CNA Financial Corp. said it would sell its life and group insurance business, on the same day that parent Loews Corp. reported a bigger quarterly loss, hurt by impairment charges.
CNA said it was selling the business, Continental Assurance Co., to a subsidiary of Wilton Re Holdings Ltd., and was expecting to book an after-tax charge of about $220 million in the first quarter of 2014.
CNA said it expected net proceeds of about $615 million from the sale and a portion of this would be in the form of a dividend from Continental.
The sale will reduce CNA’s non-core life and group gross GAAP insurance reserves by $3.4 billion, or 25 percent, and dispose of most of CNA’s payout annuity business.
CNA said it expected the transaction to close in the second quarter of 2014.
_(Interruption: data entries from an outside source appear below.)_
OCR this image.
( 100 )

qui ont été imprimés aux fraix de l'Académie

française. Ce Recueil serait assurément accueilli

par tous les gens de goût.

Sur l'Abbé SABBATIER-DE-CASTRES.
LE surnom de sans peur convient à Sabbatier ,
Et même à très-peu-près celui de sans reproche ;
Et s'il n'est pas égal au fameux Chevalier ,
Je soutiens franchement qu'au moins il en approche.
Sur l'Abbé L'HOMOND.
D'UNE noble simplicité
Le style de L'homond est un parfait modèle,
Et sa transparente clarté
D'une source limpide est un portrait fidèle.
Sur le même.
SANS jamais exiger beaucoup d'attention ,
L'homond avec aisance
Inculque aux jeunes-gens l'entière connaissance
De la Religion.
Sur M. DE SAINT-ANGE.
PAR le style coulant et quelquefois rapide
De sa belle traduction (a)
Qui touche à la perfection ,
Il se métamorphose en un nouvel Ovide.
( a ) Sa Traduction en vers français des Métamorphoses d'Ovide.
Loews’ net loss widened to $198 million, or 51 cents per share, in the fourth quarter ended Dec. 31 from $32 million, or 8 cents per share, a year earlier.
The company said it took goodwill impairment charges of $398 million in the quarter, primarily related to low market prices for natural gas and natural gas liquids in its HighMount Exploration & Production LLC unit.
Loews, owned by the billionaire Tisch family, also booked a charge of $111 million, related to CNA’s transfer of its asbestos and pollution liabilities to Berkshire Hathaway Inc.’s National Indemnity Co. unit.
Loews’ revenue rose 5 percent to $3.89 billion in the quarter.
Excluding charges, the company had an income of $356 million for the quarter, mainly due to higher earnings at CNA and increased investment income.
CNA posted a profit for the fourth quarter compared with a loss a year earlier, helped by an improvement in its underwriting results and lower disaster-related claims.
Shares of Loews, which has a market capitalization of about $17 billion, closed at $45.18 on Friday on the New York Stock Exchange.